Pioneer Square and Pike Place Market
Pioneer Square is Seattle's oldest neighborhood, and a designated National Historic District, full of restaurants, art galleries, bookshops, and other small businesses. Pike's Place Market, on the waterfront, is a hub for Saturday morning loafing — farmer's market, restaurants, bars, and art galleries line the streets of the neighborhood. You can catch a Mariners game at nearby T-Mobile Park, or a Seahawks game at CenturyLink Field, just a little south of Pioneer Square.
This area, north of the central city on Lake Union, has been called the amphitheater stage for surrounding neighborhoods. Theaters and nightlife abound in Capitol Hill; this is the place if you're young and restless. There's the Broadway Performance Hall, an intimate venue for music, dance, and drama; and the Egyptian Theatre, for indie movies and first-run films alike. The Century Ballroom is a club to get your classy on, or Neumos for indie, hip-hop, and everything else, and Neighbors Nightclub caters to an eclectic audience. When you're starving or parched after your night out, there are lots of restaurants for any cuisine, and beer "culture" at places like Pine Box and Stumbling Monk.

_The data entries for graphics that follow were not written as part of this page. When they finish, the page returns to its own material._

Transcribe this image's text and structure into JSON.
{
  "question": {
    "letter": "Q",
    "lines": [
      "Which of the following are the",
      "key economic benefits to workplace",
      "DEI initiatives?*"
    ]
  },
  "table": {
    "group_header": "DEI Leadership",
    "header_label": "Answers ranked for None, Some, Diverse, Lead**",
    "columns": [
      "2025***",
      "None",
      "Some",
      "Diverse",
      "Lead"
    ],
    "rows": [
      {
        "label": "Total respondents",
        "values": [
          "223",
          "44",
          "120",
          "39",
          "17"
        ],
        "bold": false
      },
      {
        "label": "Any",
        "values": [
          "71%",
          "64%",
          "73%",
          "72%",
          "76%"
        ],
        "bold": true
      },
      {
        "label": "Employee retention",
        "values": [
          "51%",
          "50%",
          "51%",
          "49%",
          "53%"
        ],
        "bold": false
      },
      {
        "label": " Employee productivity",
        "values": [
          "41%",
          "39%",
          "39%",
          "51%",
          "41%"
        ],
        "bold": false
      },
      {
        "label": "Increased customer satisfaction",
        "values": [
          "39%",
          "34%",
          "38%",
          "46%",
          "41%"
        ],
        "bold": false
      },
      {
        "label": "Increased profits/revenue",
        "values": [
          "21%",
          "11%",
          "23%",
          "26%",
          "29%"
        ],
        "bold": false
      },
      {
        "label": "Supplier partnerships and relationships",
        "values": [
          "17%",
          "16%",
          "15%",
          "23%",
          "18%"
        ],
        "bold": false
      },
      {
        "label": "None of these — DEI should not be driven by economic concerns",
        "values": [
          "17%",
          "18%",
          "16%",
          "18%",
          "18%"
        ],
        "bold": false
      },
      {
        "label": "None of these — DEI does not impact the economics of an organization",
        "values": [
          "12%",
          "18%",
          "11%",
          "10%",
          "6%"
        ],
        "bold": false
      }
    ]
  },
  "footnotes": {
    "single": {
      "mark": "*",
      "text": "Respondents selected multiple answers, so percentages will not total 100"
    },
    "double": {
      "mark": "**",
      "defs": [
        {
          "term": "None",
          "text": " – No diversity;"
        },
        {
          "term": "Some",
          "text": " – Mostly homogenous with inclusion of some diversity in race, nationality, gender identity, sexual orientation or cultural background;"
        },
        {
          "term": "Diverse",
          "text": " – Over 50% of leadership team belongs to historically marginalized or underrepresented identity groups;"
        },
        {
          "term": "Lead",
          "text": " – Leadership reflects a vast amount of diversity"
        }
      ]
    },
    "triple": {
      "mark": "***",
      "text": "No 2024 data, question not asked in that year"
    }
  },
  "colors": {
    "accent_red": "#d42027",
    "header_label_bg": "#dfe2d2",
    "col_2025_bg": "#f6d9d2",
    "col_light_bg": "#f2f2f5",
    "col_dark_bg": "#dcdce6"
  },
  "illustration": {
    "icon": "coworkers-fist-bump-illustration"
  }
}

The entire city of Seattle is too hip for words, but Belltown is the coolest kid in class. It's tucked between Pike Place and Lower Queen Anne and recently gentrified from a grungy, semi-industrial waterfront district to where CNN Money called the best place in Seattle to retire in 2007. Belltown is where you go for urban chic — whether you're looking for the next hot grunge band at Crocodile or loose leaf tea at Steepologie. Pick up some new duds for a night out at Kuhlman, then go hit up Navy Strength for a killer cocktail and dinner. Belltown is walkable, but you might want to Uber home after a night on the town.
The largest of Seattle's residential neighborhoods, Queen Anne, is chock-full of eponymous architecture, as well as Craftsman, Colonial Revival, and Tudor homes. It's uphill from downtown and has amazing views of Mount Rainier, the city skyline, the Space Needle, and Elliott Bay from the top--with lots of restaurants and cafes to stop and enjoy the view. Queen Anne is where you'll find Adult Culture —McCaw Hall houses the Seattle Opera and Pacific Northwest Ballet, and the Seattle Center is home to Museum of Pop Culture, Chihuly Garden and Glass, Space Needle, and Pacific Science Center.
Go Outside and Play
With all those mountains and water surrounding Seattle, on sunny days everybody goes outside to play. Mount Rainier (pronounced rain-ear) National Park is a wonderland for hiking and camping in the summer and snowshoeing and cross-country skiing in the winter. There's even a Wonderland Trail that circles the entire park for long-range backpackers and lots of short trails for day hikers. Mount Olympus, in Mount Olympic State Park, is a hidden gem — it's only visible from Hurricane Ridge or an airplane. The Park itself is home to four temperate rain forests within its boundaries, 73 miles of wild coastline, and almost 8000 feet of elevation. The alpine zone of the Park, easily reached by a drive up to Hurricane Ridge, reminds you of Switzerland--there are wildflower-dotted meadows, craggy peaks, mountain goats, and marmots.
The better question is, why not Seattle? With a booming and broad economy, a thriving arts and cultural community, and major league sports, Seattle offers something for everyone.